Is it about collecting unpaid taxes for the Republic of the Philippines or is it about collecting a 20 percent finders fee amounting to P1.4 billion without having to fight Pacquiao, Cotto or Mayweather?
Whatever the motives, a three-way fight between the Bureau of Customs, Pilipinas Shell, and the Bureau of Internal Revenue may ultimately result in some people making money while many Filipinos end up weeping.
The Bureau of Customs recently slapped a collection notice on Pilipinas Shell for P7.2 billion as unpaid excise tax for imported catalytic cracker gasoline from 2004 to 2009. As the name suggest CCG is a catalyst or something you combine with Shell’s locally refined gasoline to make unleaded gasoline that will comply with the Clean Air Act and Philippine Standards of 93 Octane rating.
Pilipinas Shell imports the CCG because it would be more efficient in terms of production without having to make massive financial investments for a full refinery. As the saying goes: Why buy the cow when you can buy milk in a bottle? At the end of the day, once Pilipinas Shell manufactures the finished product, they pay the full tax to the BIR for every liter of unleaded gasoline that comes out of their Batangas refinery.
According to the Department of Energy and the Bureau of Internal Revenue, CCG or catalytic cracker gasoline is a “raw material” which is not sold directly to the market or is not sold as a finished product, therefore it is not subject to the excise tax that the BOC wants to collect.
Based on those opinions, the BOC position is technically incorrect. In addition, if the BOC were allowed to impose such an excise tax, it would inflate the cost of raw materials that would inflate the cost of the finished product. The BOC would also end up taking away revenue collections that the BIR is suppose to collect based on the finished product.
In effect, the Bureau of Customs is either trespassing or grabbing BIR territory.
A curious angle to this nightmare is that the Bureau of Customs is five years late in collecting what they claim is due them. The problem is the present Customs Commissioner was once the collector of the BOC in the Province of Batangas where the failure to collect excise tax happened for several years.
If the position of the Bureau of Customs is legitimate, whoever is responsible for failing to collect P7.2 billion clearly did not do his or her job which resulted to financial losses for the Philippine government. Under such circumstance, one thing that should be happening now is that charges of graft and corruption, ignorance of the law etc should be or should have been filed with the Office of the Ombudsman against Customs officials.
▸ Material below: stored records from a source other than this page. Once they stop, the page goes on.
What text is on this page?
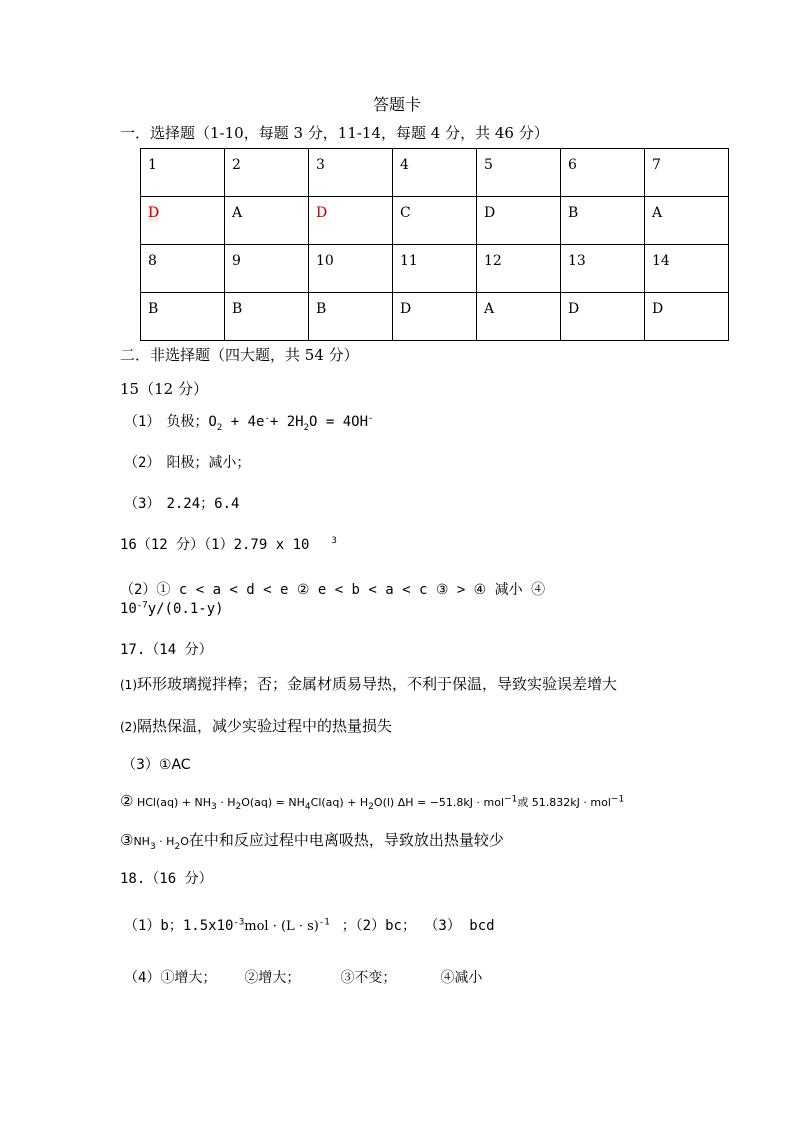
答题卡
一．选择题（1-10，每题 3 分，11-14，每题 4 分，共 46 分）
1	2	3	4	5	6	7

D	A	D	C	D	B	A

8	9	10	11	12	13	14

B	B	B	D	A	D	D
二．非选择题（四大题，共 54 分）
15（12 分）
（1） 负极；$O_2 + 4e^-+ 2H_2O = 4OH^-$
（2） 阳极；减小；
（3） 2.24；6.4
16（12 分）（1）2.79 x 10 $^3$
（2）① c < a < d < e ② e < b < a < c ③ > ④ 减小 ④
$10^{-7}y/(0.1-y)$
17.（14 分）
(1)环形玻璃搅拌棒；否；金属材质易导热，不利于保温，导致实验误差增大
(2)隔热保温，减少实验过程中的热量损失
（3）①AC
② $HCl(aq) + NH_3 \cdot H_2O(aq) = NH_4Cl(aq) + H_2O(l) \Delta H = -51.8kJ \cdot mol^{-1}$或 51.832kJ · mol$^{-1}$
$③NH_3 \cdot H_2O$在中和反应过程中电离吸热，导致放出热量较少
18.（16 分）
（1）b；$1.5x10^{-3}mol \cdot (L \cdot s)^{-1}$ ；（2）bc； （3） bcd
（4）①增大； ②增大；	③不变；	④减小
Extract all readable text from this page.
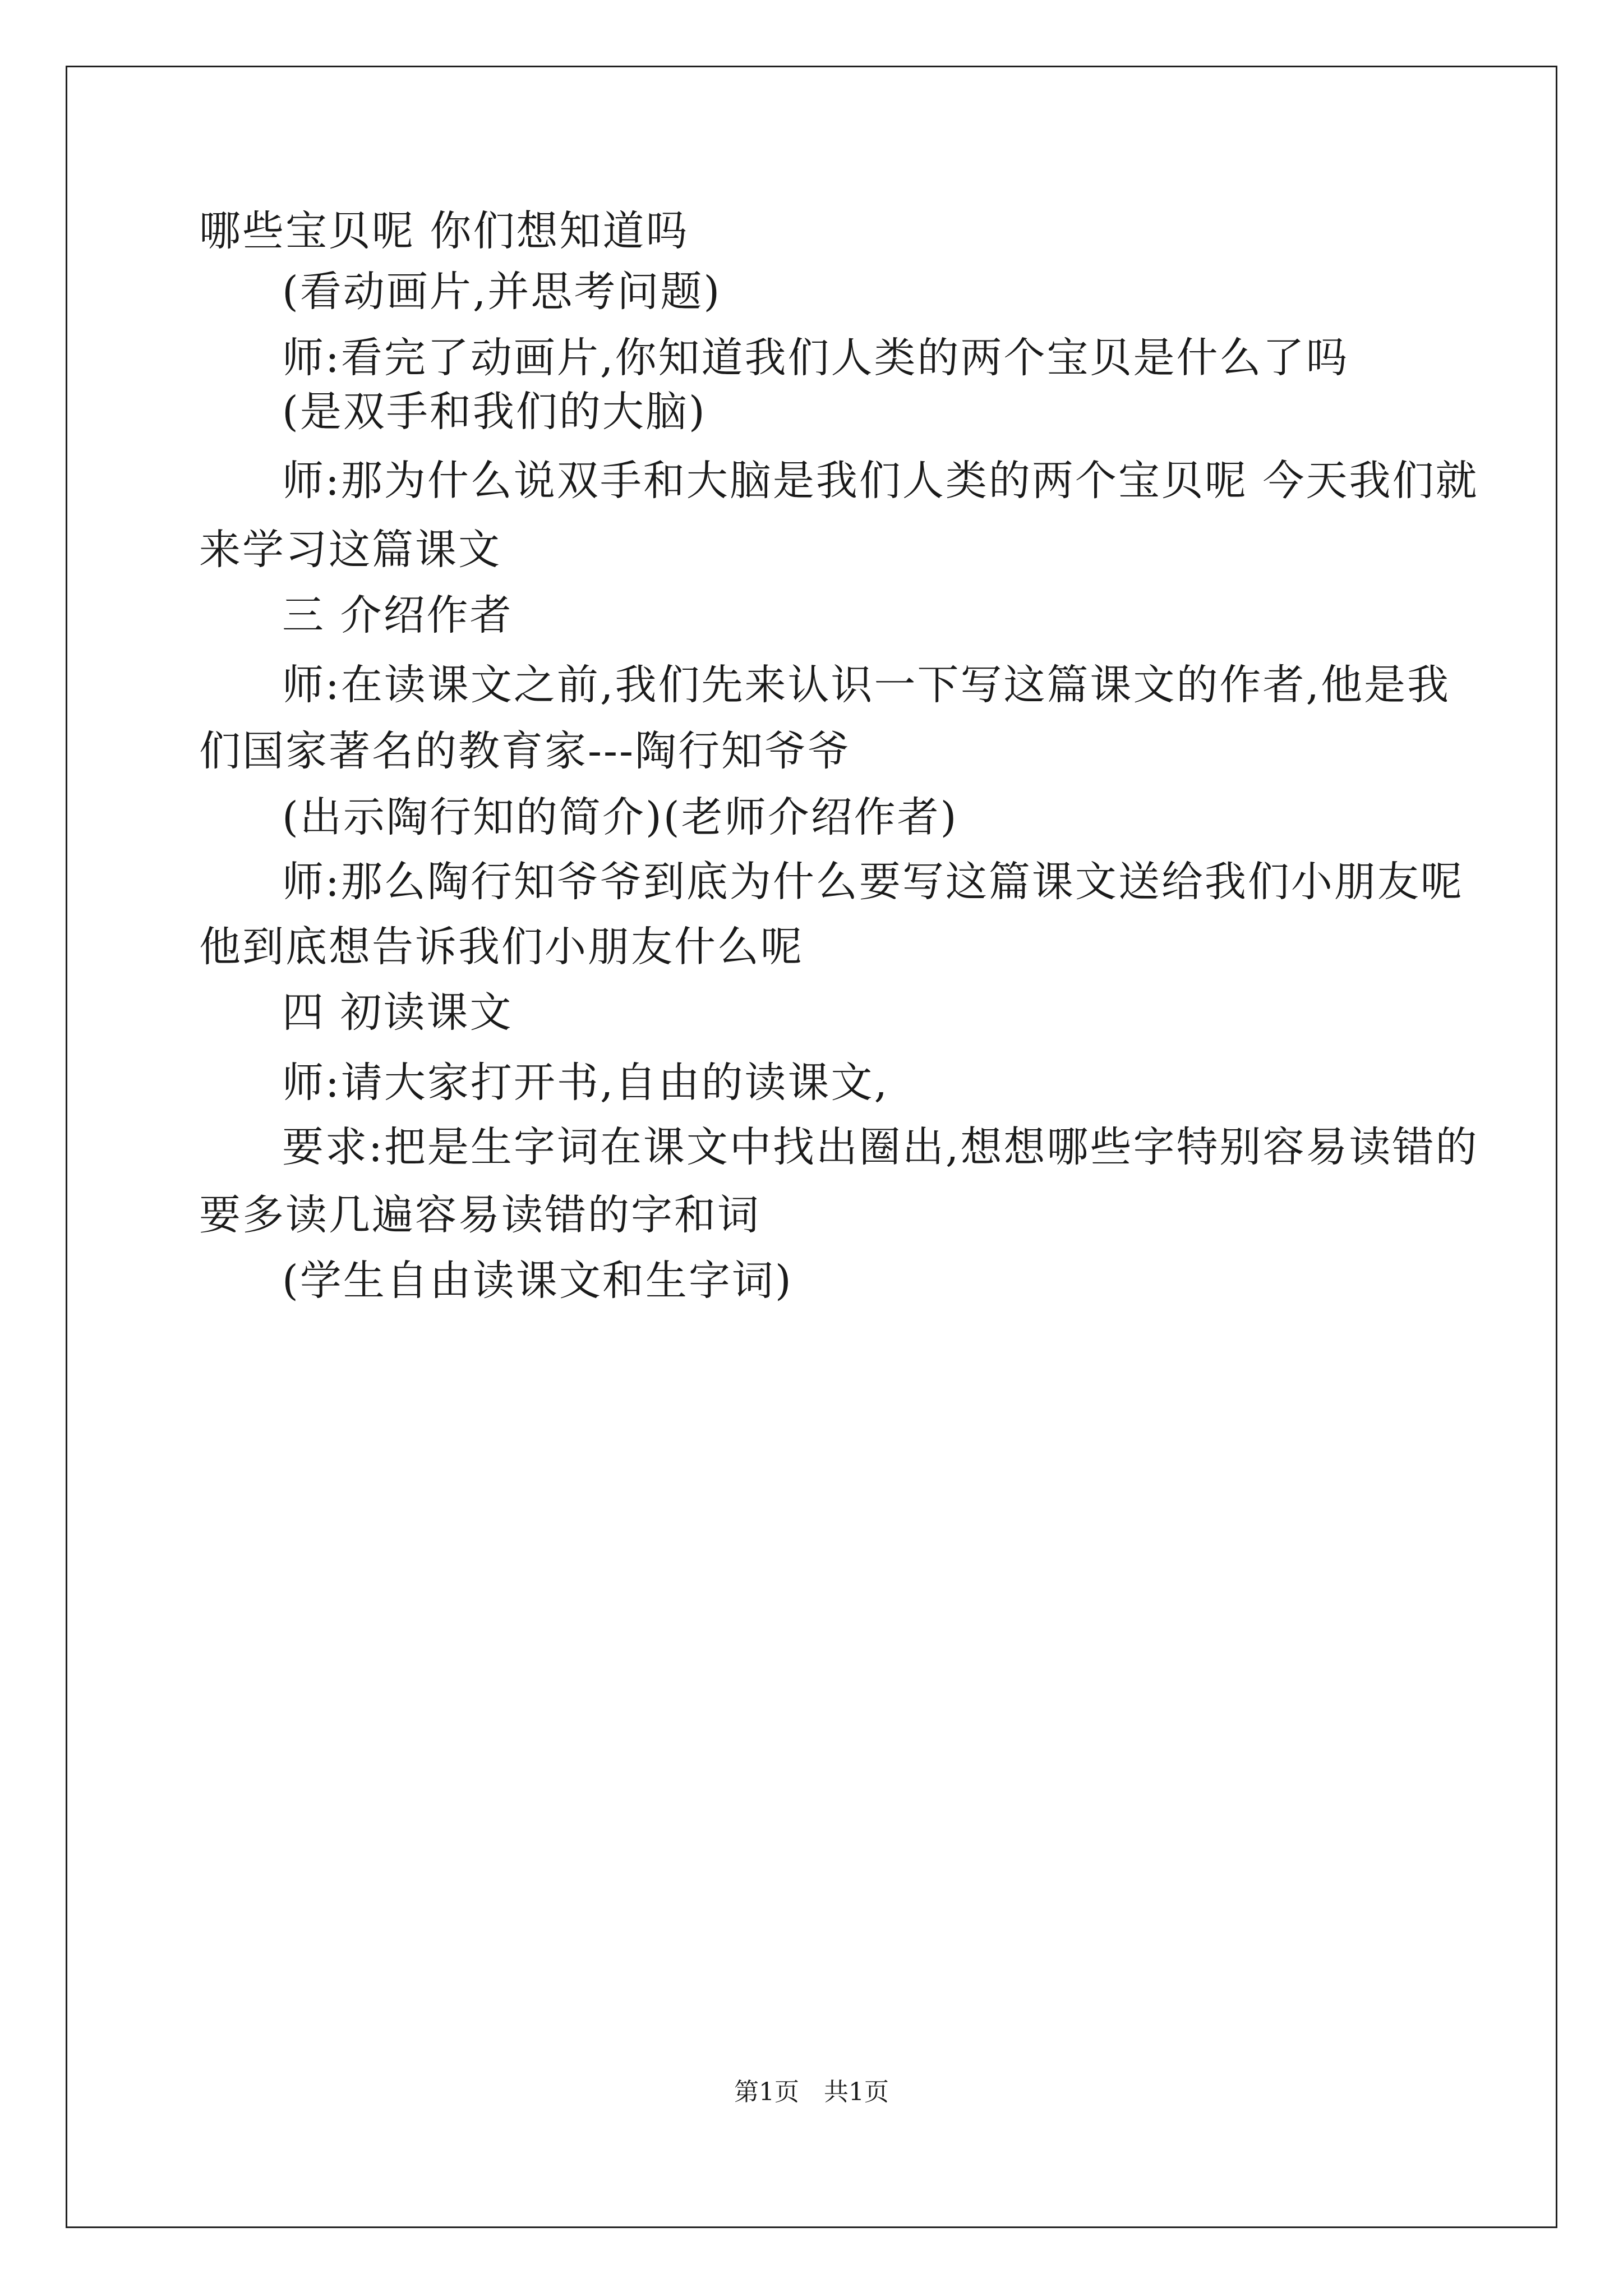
哪些宝贝呢 你们想知道吗

(看动画片,并思考问题)

师:看完了动画片,你知道我们人类的两个宝贝是什么了吗

(是双手和我们的大脑)

师:那为什么说双手和大脑是我们人类的两个宝贝呢 今天我们就

来学习这篇课文

三 介绍作者

师:在读课文之前,我们先来认识一下写这篇课文的作者,他是我

们国家著名的教育家---陶行知爷爷

(出示陶行知的简介)(老师介绍作者)

师:那么陶行知爷爷到底为什么要写这篇课文送给我们小朋友呢

他到底想告诉我们小朋友什么呢

四 初读课文

师:请大家打开书,自由的读课文,

要求:把是生字词在课文中找出圈出,想想哪些字特别容易读错的

要多读几遍容易读错的字和词

(学生自由读课文和生字词)

第1页　共1页
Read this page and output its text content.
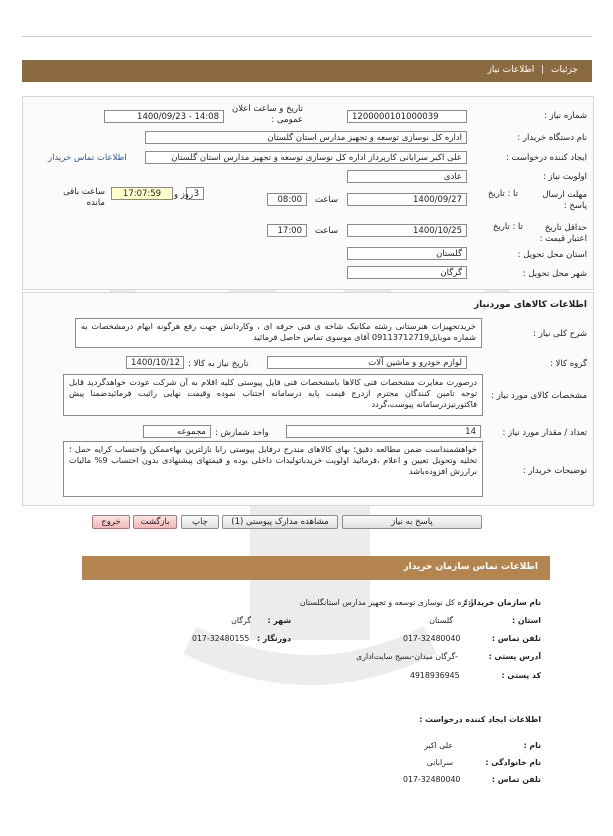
جزئیات | اطلاعات نیاز
شماره نیاز :
1200000101000039
تاریخ و ساعت اعلان عمومی :
1400/09/23 - 14:08
نام دستگاه خریدار :
اداره کل نوسازی توسعه و تجهیز مدارس استان گلستان
ایجاد کننده درخواست :
علی اکبر سرابانی کارپرداز اداره کل نوسازی توسعه و تجهیز مدارس استان گلستان
اطلاعات تماس خریدار
اولویت نیاز :
عادی
مهلت ارسال پاسخ :
تا : تاریخ
1400/09/27
ساعت
08:00
3
روز و
17:07:59
ساعت باقی مانده
حداقل تاریخ اعتبار قیمت :
تا : تاریخ
1400/10/25
ساعت
17:00
استان محل تحویل :
گلستان
شهر محل تحویل :
گرگان
اطلاعات کالاهای موردنیاز
شرح کلی نیاز :
خریدتجهیزات هنرستانی رشته مکانیک شاخه ی فنی حرفه ای ، وکاردانش جهت رفع هرگونه ابهام درمشخصات به شماره موبایل09113712719 آقای موسوی تماس حاصل فرمائید
گروه کالا :
لوازم خودرو و ماشین آلات
تاریخ نیاز به کالا :
1400/10/12
مشخصات کالای مورد نیاز :
درصورت مغایرت مشخصات فنی کالاها بامشخصات فنی فایل پیوستی کلیه اقلام به آن شرکت عودت خواهدگردید قابل توجه تامین کنندگان محترم ازدرج قیمت پایه درسامانه اجتناب نموده وقیمت نهایی راثبت فرمائیدضمنا پیش فاکتورنیزدرسامانه پیوست،گردد
تعداد / مقدار مورد نیاز :
14
واحد شمارش :
مجموعه
توضیحات خریدار :
خواهشمنداست ضمن مطالعه دقیق؛ بهای کالاهای مندرج درفایل پیوستی رابا نازلترین بهاءممکن واحتساب کرایه حمل ؛ تخلیه وتحویل تعیین و اعلام ،فرمائید اولویت خریدباتولیدات داخلی بوده و قیمتهای پیشنهادی بدون احتساب 9% مالیات برارزش افزوده‌باشد
پاسخ به نیاز
مشاهده مدارک پیوستی (1)
چاپ
بازگشت
خروج
اطلاعات تماس سازمان خریدار
نام سازمان خریدار :
اداره کل نوسازی توسعه و تجهیز مدارس استانگلستان
استان :
گلستان
شهر :
گرگان
تلفن تماس :
017-32480040
دورنگار :
017-32480155
آدرس پستی :
-گرگان میدان-بسیج سایت‌اداری
کد پستی :
4918936945
اطلاعات ایجاد کننده درخواست :
نام :
علی اکبر
نام خانوادگی :
سرابانی
تلفن تماس :
017-32480040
Instead we now have the people who failed to do their jobs, making threats against Pilipinas Shell and ignoring factual and legal opinions made by the Department of Energy and the BIR.
After the very disruptive effects of EO 839, it seems that the people at the BOC have not fully appreciated the truth and the reality that when pressed between a rock and a hard place multinational companies can and will choose to reduce their losses by scaling down operations or simply moving out until there is a better business environment.
If EO 839 annoyed foreign investors, this recent vendetta of the Bureau of Customs has certainly caused decision makers abroad to seriously study the future without the Philippines. Commissioner Morales tries to downplay this possibility. Perhaps he should review how many major brands and players pulled out of the Philippines, moved to Thailand, Indonesia and Vietnam.
What we have left in the Philippines are merely official distributors or sales offices who sell finished products but no longer have offices, factories, manufacturing etc. We lost jobs, rentals, utility payments, contributions to SSS and PhilHealth, national and local taxes as well as assistance to public projects via Corporate Social Responsibility or CSR projects.
I don’t want to falsely accuse BOC officials of having vested interests, but there is a growing suspicion that aside from being a vendetta for the backlash of EO 839, this recent anti-business move of the BOC may have been triggered by a group interested in cashing in on a “finders fee” once the “uncollected” taxes are squeezed out of Pilipinas Shell.
The threat of the BOC to confiscate or embargo all future CCG shipments or raw materials of Shell would be very interesting to see in action. NO CCG = NO Shell fuel products. You can all look forward to another round of fuel shortage, black market sourcing and disrupted transport operations in the entire archipelago brought to you by tax experts at the Bureau of Customs.
This mess reminds me of a story about a Filipino executive who took a course under a respected economist who studied regional corruption versus bad government policy. In his lecture the esteemed professor pointed out that corruption is a regional reality.
Whether it is Vietnam, Indonesia, Malaysia even Singapore, the truth is, there is some level of corruption that goes with business and government. But corruption alone does not cause economic downfall as proven by the growth of these countries.
What seriously causes economic downfall and suffering to a nation and its people is corruption coupled with bad government policies.
After the lecture, the professor approached one of his favorite students and said: “I did not want to embarrass you, but the fact of the matter is that the Philippines is the “perfect example” of how corruption and bad government policies hurts a country’s economy.